In another recent paper accepted to this year’s International Conference on Machine Learning co-authored by Ghassemi’s PhD student Vinith Suriyakumar and University of California at San Diego Assistant Professor Berk Ustun, the researchers found that assuming the inclusion of personalized attributes like self-reported race improve the performance of ML models can actually lead to worse risk scores, models, and metrics for minority and minoritized populations.
“There’s no single right solution for whether or not to include self-reported race in a clinical risk score. Self-reported race is a social construct that is both a proxy for other information, and deeply proxied itself in other medical data. The solution needs to fit the evidence,” explains Ghassemi.
How to move forward
This is not to say that biased datasets should be enshrined, or biased algorithms don’t require fixing — quality training data is still key to developing safe, high-performance clinical AI models, and the NEJM piece highlights the role of the National Institutes of Health (NIH) in driving ethical practices.
“Generating high-quality, ethically sourced datasets is crucial for enabling the use of next-generation AI technologies that transform how we do research,” NIH acting director Lawrence Tabak stated in a press release when the NIH announced its $130 million Bridge2AI Program last year. Ghassemi agrees, pointing out that the NIH has “prioritized data collection in ethical ways that cover information we have not previously emphasized the value of in human health — such as environmental factors and social determinants. I’m very excited about their prioritization of, and strong investments towards, achieving meaningful health outcomes.”
Elaine Nsoesie, an associate professor at the Boston University of Public Health, believes there are many potential benefits to treating biased datasets as artifacts rather than garbage, starting with the focus on context. “Biases present in a dataset collected for lung cancer patients in a hospital in Uganda might be different from a dataset collected in the U.S. for the same patient population,” she explains. “In considering local context, we can train algorithms to better serve specific populations.” Nsoesie says that understanding the historical and contemporary factors shaping a dataset can make it easier to identify discriminatory practices that might be coded in algorithms or systems in ways that are not immediately obvious. She also notes that an artifact-based approach could lead to the development of new policies and structures ensuring that the root causes of bias in a particular dataset are eliminated.

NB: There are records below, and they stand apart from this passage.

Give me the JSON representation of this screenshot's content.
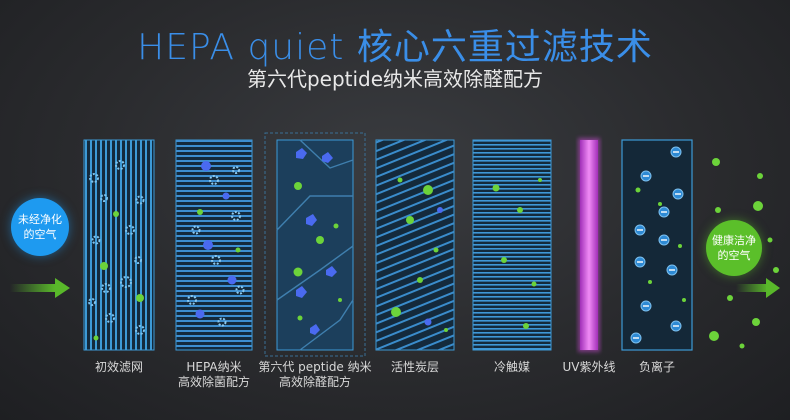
{
  "header": {
    "title": "HEPA quiet 核心六重过滤技术",
    "subtitle": "第六代peptide纳米高效除醛配方"
  },
  "bubbles": {
    "in_line1": "未经净化",
    "in_line2": "的空气",
    "out_line1": "健康洁净",
    "out_line2": "的空气"
  },
  "filters": [
    {
      "id": "prefilter",
      "line1": "初效滤网",
      "line2": ""
    },
    {
      "id": "hepa",
      "line1": "HEPA纳米",
      "line2": "高效除菌配方"
    },
    {
      "id": "peptide",
      "line1": "第六代 peptide 纳米",
      "line2": "高效除醛配方"
    },
    {
      "id": "carbon",
      "line1": "活性炭层",
      "line2": ""
    },
    {
      "id": "cold-catalyst",
      "line1": "冷触媒",
      "line2": ""
    },
    {
      "id": "uv",
      "line1": "UV紫外线",
      "line2": ""
    },
    {
      "id": "anion",
      "line1": "负离子",
      "line2": ""
    }
  ],
  "colors": {
    "accent_blue": "#3a8ee8",
    "filter_blue": "#3d9ad6",
    "green_particle": "#6cd33a",
    "uv_purple": "#d64ee0",
    "arrow_green": "#59b82a"
  }
}
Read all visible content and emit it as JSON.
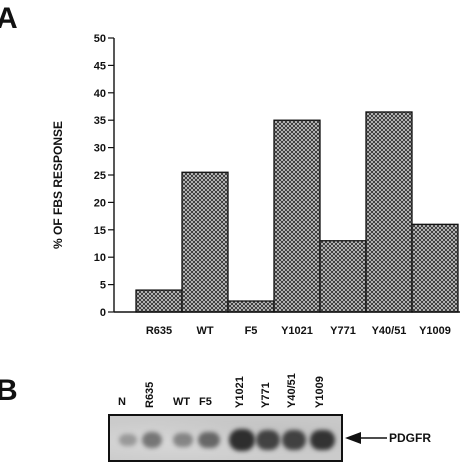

“People often tell me that they are very afraid of AI, especially in health. They’ll say, ‘I’m really scared of an AI misdiagnosing me,’ or ‘I’m concerned it will treat me poorly,’” Ghassemi says. “I tell them, you shouldn’t be scared of some hypothetical AI in health tomorrow, you should be scared of what health is right now. If we take a narrow technical view of the data we extract from systems, we could naively replicate poor practices. That’s not the only option — realizing there is a problem is our first step towards a larger opportunity.”